Developing Leaders – Tom Yeakley

Taking the Mystery out of Leadership

Mentoring Gen Y Emerging Leaders

The following was a list of suggestions sent to me by Jamie and Darci Kidd, themselves emerging leaders in the Millennial generation (Gen Y).  If you are being asked to lead or mentor members of this generation you would do well to pay attention to these suggestions.
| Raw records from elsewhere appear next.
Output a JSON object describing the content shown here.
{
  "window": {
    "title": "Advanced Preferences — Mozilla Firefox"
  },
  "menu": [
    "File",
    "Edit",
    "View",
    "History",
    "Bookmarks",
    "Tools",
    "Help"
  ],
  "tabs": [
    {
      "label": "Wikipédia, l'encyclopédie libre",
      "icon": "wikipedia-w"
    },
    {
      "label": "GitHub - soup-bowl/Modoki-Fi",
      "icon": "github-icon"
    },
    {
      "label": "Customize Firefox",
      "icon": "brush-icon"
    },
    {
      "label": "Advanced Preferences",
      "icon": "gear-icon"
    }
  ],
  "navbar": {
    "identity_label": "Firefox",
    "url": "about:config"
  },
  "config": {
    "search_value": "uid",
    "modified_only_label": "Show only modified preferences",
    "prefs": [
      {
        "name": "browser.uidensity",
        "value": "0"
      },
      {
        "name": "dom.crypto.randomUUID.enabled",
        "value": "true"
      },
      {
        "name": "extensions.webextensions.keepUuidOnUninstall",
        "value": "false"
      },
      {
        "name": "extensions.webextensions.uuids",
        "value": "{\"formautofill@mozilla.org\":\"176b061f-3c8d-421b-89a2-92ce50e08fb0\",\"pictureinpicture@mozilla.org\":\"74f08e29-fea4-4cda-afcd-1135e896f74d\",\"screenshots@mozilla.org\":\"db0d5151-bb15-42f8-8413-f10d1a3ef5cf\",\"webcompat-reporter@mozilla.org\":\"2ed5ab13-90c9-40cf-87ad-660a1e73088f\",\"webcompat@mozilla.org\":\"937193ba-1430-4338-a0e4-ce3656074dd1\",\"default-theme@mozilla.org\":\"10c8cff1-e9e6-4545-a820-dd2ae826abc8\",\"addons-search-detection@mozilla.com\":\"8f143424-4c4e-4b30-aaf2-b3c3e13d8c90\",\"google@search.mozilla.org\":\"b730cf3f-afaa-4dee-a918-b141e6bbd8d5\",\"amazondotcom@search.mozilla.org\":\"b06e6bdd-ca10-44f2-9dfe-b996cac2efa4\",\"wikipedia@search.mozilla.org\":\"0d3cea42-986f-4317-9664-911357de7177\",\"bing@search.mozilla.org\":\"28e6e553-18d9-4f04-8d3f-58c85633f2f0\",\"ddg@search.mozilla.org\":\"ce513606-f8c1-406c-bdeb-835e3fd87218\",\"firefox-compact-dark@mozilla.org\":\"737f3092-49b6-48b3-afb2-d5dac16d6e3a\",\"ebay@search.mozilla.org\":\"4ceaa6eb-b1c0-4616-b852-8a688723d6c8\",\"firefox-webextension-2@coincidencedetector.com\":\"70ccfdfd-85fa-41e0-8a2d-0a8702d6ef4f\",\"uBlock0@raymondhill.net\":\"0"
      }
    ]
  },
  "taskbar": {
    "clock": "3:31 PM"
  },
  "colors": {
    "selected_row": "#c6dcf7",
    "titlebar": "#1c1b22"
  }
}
  1. Don’t come across as if you have it all together.  This platform doesn’t work with today’s younger leaders.  They know that you are more mature, more experienced, and have more knowledge.  Still, the attitude of being the “expert” just isn’t appealing.
  1. Be transparent.  Be real.  Share how you are still on the journey.  Share what the Lord is teaching you today, this week, this month, over the past six months.  It is not just your weaknesses or failures, either.  The key is they want to see that you are still learning as well.  That you are a fellow-journey-er.  That you are still in process.
  1. Be his/her fan when they share new ideas (unless it’s way off the wall).  Then help them bring it about or at least keep up with them on how it is coming – “How’s that idea coming along?”  The tendency for older mentors is that they come back with a response like, “Oh, we tried that a few years ago.  It didn’t work.  I don’t think it will work now.”  This really de-motivates the younger leader.  It is better to believe in them and help them make a go of it, even if they fail, than to kill the idea up front.  Ask them for their ideas about things.
  1. Don’t ever give up on them. Just about everyone has had a significant older person (dad, mom, coach, teacher) give up on him or her.  Be willing to walk with them through the dark phases of their growth and maturing.  There are many who won’t fit the “profile” of the leader with the “right stuff.”  They may ask difficult or controversial questions.  Stick with them.  With the number of broken homes today, many of the younger leaders are saying/asking, “My dad gave up on me.  Will you do the same?”  They view the relationship not so much as a teacher/student but more as a dad/son or mom/daughter.
  1. It’s good for the older person to initiate a meeting as well.  This communicates value.  Have an idea of why you want to meet with them.  By saying, “The reason I wanted to meet with you is that I’m thinking of exploring this topic and was wondering if you would be interested in joining me in that?” you are inviting them into your adventure of exploration.  This way, you can learn from each other.  This helps close the generation gap.
  1. Get beyond the formalized meetings (meeting at the coffee shop, for example) at some point.  Get them into your world – family, sports, hobbies, travel, etc.
  1. Young men today are part of a passive culture.  This is not just an issue of temperament.  Many young men don’t have dads who are good role-models for them.  Their dads are either absent or passive themselves.  The best way to help them with this is to put them in leadership opportunities and coach them through it.  Being entrusted with real responsibility and with others is empowering.  God made all men to be leaders of one sort or another.  It’s in them.  Help bring it out.

How’s your understanding and mentoring of the rising generation of emerging leaders from Gen Y?  Don’t let the seeming distance or dissonance discourage you from initiating a mentoring relationship that will launch a young leader into a lifetime of influence.